Ainsi, c'est dans un esprit de sympathie et d'amour qu'il convient d'aborder ceux de nos contemporains qui ne sont pas au-dessous de la critique. On devra d'abord analyser l'impression qu'on reçoit du livre; puis on essayera de définir l'auteur, on décrira sa «forme», on dira quel est son tempérament, ce que lui est le monde et ce qu'il y cherche de préférence, quel est son sentiment sur la vie, quelle est l'espèce et quel est le degré de sa sensibilité, enfin comment il a le cerveau fait. Bref, on tâchera de déterminer, après l'impression qu'on a reçue de lui, l'impression que lui-même reçoit des choses. On arrive alors à s'identifier si complètement avec l'écrivain qu'on aime que, lorsqu'il commet de trop grosses fautes, cela fait de la peine, une peine réelle; mais en même temps on voit si bien comment il s'y est laissé aller, comment ses défauts font partie de lui-même, qu'ils paraissent d'abord inévitables et comme nécessaires et bientôt, mieux qu'excusables, amusants. Et c'est pourquoi, encore qu'il y ait beaucoup à dire sur Bouvard et Pécuchet et que ce soit un livre franchement mauvais à le juger d'après les principes de M. Brunetière, je l'ouvre volontiers, je le lis toujours avec plaisir, çà et là avec délices.

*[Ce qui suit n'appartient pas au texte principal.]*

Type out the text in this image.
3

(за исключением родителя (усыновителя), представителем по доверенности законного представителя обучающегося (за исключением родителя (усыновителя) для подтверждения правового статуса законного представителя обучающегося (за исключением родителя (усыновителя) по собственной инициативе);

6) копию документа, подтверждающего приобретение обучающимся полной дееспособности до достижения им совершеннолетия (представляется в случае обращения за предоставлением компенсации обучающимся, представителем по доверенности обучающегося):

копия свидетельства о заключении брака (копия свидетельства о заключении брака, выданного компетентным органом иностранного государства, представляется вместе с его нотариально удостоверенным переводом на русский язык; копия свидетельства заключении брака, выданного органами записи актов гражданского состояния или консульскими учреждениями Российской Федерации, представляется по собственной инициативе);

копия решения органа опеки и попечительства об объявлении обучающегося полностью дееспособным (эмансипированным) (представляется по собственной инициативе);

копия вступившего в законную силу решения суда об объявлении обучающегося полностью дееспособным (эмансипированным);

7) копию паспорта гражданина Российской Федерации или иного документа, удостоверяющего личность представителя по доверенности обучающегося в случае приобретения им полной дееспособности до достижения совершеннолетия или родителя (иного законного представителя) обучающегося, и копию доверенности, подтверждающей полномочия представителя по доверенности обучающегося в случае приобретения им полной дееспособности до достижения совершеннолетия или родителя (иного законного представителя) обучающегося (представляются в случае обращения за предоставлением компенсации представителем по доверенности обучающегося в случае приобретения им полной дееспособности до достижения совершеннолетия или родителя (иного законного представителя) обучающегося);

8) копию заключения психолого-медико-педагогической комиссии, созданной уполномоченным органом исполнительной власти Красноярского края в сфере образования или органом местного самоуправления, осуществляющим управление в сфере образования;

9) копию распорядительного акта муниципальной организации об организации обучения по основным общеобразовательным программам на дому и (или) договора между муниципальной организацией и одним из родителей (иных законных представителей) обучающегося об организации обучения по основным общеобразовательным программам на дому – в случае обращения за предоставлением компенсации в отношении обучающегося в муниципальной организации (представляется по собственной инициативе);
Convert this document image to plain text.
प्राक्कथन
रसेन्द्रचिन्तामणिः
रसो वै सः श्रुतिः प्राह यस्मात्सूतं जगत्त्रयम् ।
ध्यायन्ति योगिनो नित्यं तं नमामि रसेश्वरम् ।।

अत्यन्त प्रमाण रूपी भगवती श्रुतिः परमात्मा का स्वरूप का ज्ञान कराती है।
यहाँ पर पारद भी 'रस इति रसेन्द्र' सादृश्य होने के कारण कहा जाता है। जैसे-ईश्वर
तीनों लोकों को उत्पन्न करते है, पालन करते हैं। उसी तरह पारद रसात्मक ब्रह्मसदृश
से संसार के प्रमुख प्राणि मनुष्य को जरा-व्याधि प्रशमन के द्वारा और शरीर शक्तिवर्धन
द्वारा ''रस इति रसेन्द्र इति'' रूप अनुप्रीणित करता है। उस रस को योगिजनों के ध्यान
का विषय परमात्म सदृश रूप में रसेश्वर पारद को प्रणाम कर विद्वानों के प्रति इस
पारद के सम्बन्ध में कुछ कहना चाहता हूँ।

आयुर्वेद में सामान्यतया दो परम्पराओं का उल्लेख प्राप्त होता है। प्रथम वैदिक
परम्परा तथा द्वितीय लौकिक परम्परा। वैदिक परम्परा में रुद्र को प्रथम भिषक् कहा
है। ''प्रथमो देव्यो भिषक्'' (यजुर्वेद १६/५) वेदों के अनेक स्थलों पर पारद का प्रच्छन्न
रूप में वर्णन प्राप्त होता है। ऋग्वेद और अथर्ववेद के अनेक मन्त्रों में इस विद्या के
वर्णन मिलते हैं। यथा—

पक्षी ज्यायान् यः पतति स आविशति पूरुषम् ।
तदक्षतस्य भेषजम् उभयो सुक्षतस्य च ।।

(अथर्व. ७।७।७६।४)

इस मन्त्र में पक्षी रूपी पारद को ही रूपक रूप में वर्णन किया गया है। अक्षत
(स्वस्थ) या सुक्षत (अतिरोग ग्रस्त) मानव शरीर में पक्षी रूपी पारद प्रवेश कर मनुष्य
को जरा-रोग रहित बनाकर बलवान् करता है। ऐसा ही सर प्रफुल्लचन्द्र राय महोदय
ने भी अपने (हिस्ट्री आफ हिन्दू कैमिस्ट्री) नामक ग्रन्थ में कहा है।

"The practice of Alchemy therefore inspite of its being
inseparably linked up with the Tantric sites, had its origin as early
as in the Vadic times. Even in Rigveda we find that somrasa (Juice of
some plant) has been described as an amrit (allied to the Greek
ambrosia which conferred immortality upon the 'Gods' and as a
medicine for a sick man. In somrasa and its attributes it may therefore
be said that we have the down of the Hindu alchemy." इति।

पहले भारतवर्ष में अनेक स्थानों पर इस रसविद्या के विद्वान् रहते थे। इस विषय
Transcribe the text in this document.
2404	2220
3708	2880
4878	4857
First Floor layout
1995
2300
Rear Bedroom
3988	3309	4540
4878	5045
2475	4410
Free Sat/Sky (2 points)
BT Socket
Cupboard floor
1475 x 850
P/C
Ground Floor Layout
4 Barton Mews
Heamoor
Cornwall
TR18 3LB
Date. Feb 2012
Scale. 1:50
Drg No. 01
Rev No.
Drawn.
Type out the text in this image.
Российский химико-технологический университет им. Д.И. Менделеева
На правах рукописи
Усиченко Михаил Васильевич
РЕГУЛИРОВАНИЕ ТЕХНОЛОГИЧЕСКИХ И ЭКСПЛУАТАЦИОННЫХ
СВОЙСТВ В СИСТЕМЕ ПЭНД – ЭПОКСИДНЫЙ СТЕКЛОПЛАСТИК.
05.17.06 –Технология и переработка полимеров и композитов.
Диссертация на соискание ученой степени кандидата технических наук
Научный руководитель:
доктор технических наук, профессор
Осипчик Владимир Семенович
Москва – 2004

C'est que j'y retrouve Flaubert dans le plein épanouissement ou plutôt, car il n'y a là rien d'épanoui, dans l'extrême rétrécissement de ses manies et de ses partis pris d'artiste; mais enfin je l'y retrouve, avec des traits plus précis, plus sèchement et durement définis que partout ailleurs. Et cela même me plaît. Car ce qu'il y a d'intéressant, en dernière analyse, dans une oeuvre d'art, c'est la transformation et même la déformation du réel par un esprit; c'est cet esprit même, pourvu qu'il soit hors de pair.

Et ce qu'on aime en vous, madame, c'est vous-même.

Ce que j'aime dans le livre le plus manqué de Flaubert, c'est encore Flaubert. Ce qui me plaît dans l'article le plus sévère de M. Brunetière, c'est M. Brunetière. Je me garderai donc de lui souhaiter en finissant un peu d'indulgence, un peu de frivolité, un peu de dépravation: il n'aurait qu'à y perdre! Du moins il n'est pas absolument sûr qu'il y gagnerait, tandis que, tel qu'il est, et quoique je ne sente pas comme lui une fois sur dix, je n'ai aucune peine (on excusera la solennité de la formule) à saluer en lui un maître.